NAIROBI, 28 May 2007 (IRIN) - The United Nations Mission in Sudan (UNMIS) has condemned the killing by armed robbers of an Egyptian military officer working for the mission in El Fasher, the capital of North Darfur state.
The murder underscores concerns expressed by both the UN agencies and non-governmental organisations over continuing insecurity in Darfur, where at least 200,000 people are estimated to have died since the conflict erupted in 2003 between government forces, allied Arab militias and rebels seeking greater autonomy.
The assailants in the attack on 25 May shot Lieutenant-Colonel Ehab Nazih, a UNMIS Military Staff Officer, after robbing him and seven of his colleagues of money and other valuables, UNMIS said in a statement.
On 16 May, UNMIS warned that continuing violence was threatening humanitarian activities in Darfur. "Incidents of road banditry and fighting between the warring factions continue to disrupt long-term planning," UNMIS spokeswoman Radhia Achouri said in Khartoum.
Referring to North Darfur state, she warned: "If the situation does not improve, the NGOs' suspension of activities could also affect the populations in Kutum Rural, thus leaving 165,000 people without food assistance."
In a related development, the UN Security Council has endorsed plans for the creation of a joint African Union-United Nations peacekeeping force, and demanded immediate implementation of the UN light and heavy support package of assistance to the African Union Mission in the Sudan (AMIS).
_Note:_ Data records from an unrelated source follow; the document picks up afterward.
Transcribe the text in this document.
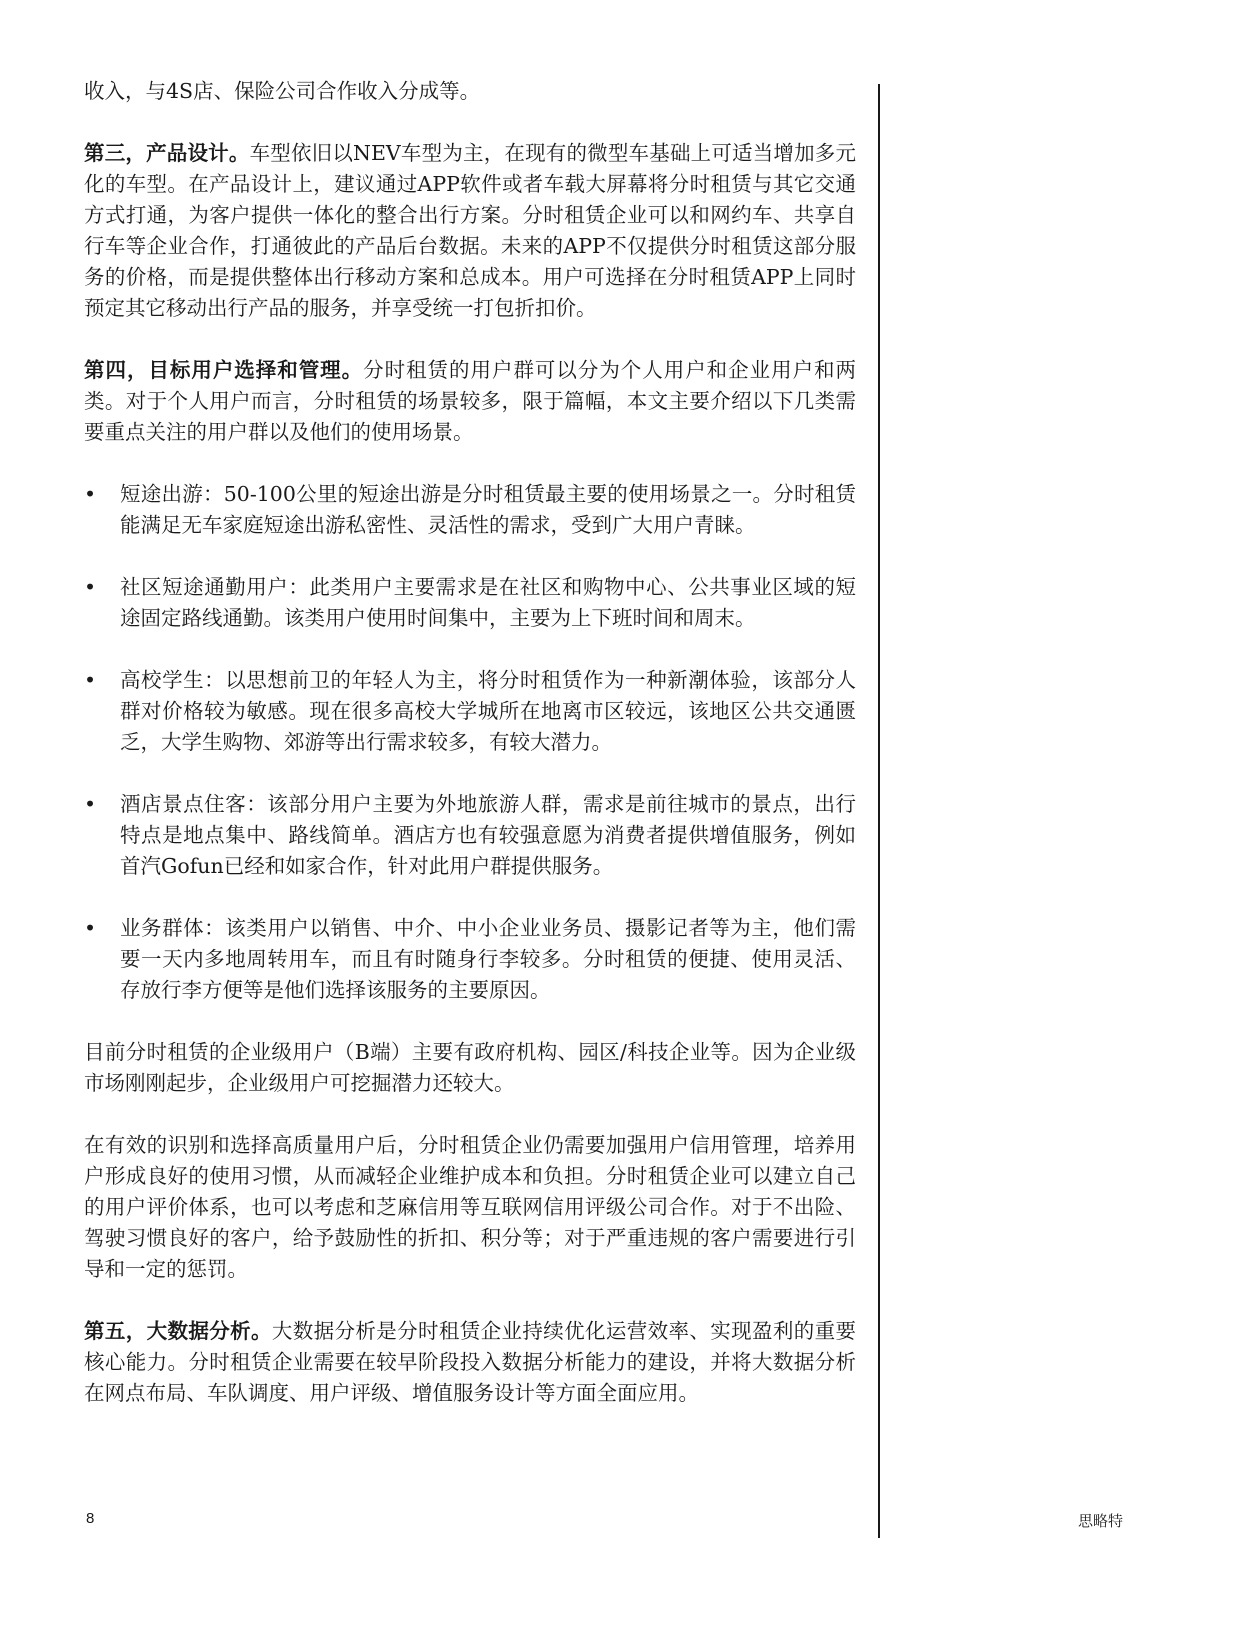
收入，与4S店、保险公司合作收入分成等。

第三，产品设计。车型依旧以NEV车型为主，在现有的微型车基础上可适当增加多元化的车型。在产品设计上，建议通过APP软件或者车载大屏幕将分时租赁与其它交通方式打通，为客户提供一体化的整合出行方案。分时租赁企业可以和网约车、共享自行车等企业合作，打通彼此的产品后台数据。未来的APP不仅提供分时租赁这部分服务的价格，而是提供整体出行移动方案和总成本。用户可选择在分时租赁APP上同时预定其它移动出行产品的服务，并享受统一打包折扣价。

第四，目标用户选择和管理。分时租赁的用户群可以分为个人用户和企业用户和两类。对于个人用户而言，分时租赁的场景较多，限于篇幅，本文主要介绍以下几类需要重点关注的用户群以及他们的使用场景。

• 短途出游：50-100公里的短途出游是分时租赁最主要的使用场景之一。分时租赁能满足无车家庭短途出游私密性、灵活性的需求，受到广大用户青睐。
• 社区短途通勤用户：此类用户主要需求是在社区和购物中心、公共事业区域的短途固定路线通勤。该类用户使用时间集中，主要为上下班时间和周末。
• 高校学生：以思想前卫的年轻人为主，将分时租赁作为一种新潮体验，该部分人群对价格较为敏感。现在很多高校大学城所在地离市区较远，该地区公共交通匮乏，大学生购物、郊游等出行需求较多，有较大潜力。
• 酒店景点住客：该部分用户主要为外地旅游人群，需求是前往城市的景点，出行特点是地点集中、路线简单。酒店方也有较强意愿为消费者提供增值服务，例如首汽Gofun已经和如家合作，针对此用户群提供服务。
• 业务群体：该类用户以销售、中介、中小企业业务员、摄影记者等为主，他们需要一天内多地周转用车，而且有时随身行李较多。分时租赁的便捷、使用灵活、存放行李方便等是他们选择该服务的主要原因。

目前分时租赁的企业级用户（B端）主要有政府机构、园区/科技企业等。因为企业级市场刚刚起步，企业级用户可挖掘潜力还较大。

在有效的识别和选择高质量用户后，分时租赁企业仍需要加强用户信用管理，培养用户形成良好的使用习惯，从而减轻企业维护成本和负担。分时租赁企业可以建立自己的用户评价体系，也可以考虑和芝麻信用等互联网信用评级公司合作。对于不出险、驾驶习惯良好的客户，给予鼓励性的折扣、积分等；对于严重违规的客户需要进行引导和一定的惩罚。

第五，大数据分析。大数据分析是分时租赁企业持续优化运营效率、实现盈利的重要核心能力。分时租赁企业需要在较早阶段投入数据分析能力的建设，并将大数据分析在网点布局、车队调度、用户评级、增值服务设计等方面全面应用。

8	思略特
The support package was conceived as a stop-gap measure before the creation of the 'hybrid' force.
In a statement read by Zalmay Khalilzad, US ambassador to the UN and the Council's president for May, the Council also demanded that all parties to the conflict in Darfur meet their international obligations, support the political process, end violence against civilians and peacekeepers, and facilitate humanitarian relief.
Sudan has not rejected the proposed UN-African Union force to be made up of more than 23,000 troops, but senior officials in Khartoum, the capital, have expressed misgivings about the size of the proposed force, which they deem too large.
The Sudanese government seemed to favour the strengthening of the 7,000-strong force through UN funding and logistical support. Implementation of the UN light and heavy support package of assistance to AMIS has started, after months of apparent delaying tactics by the Sudanese government.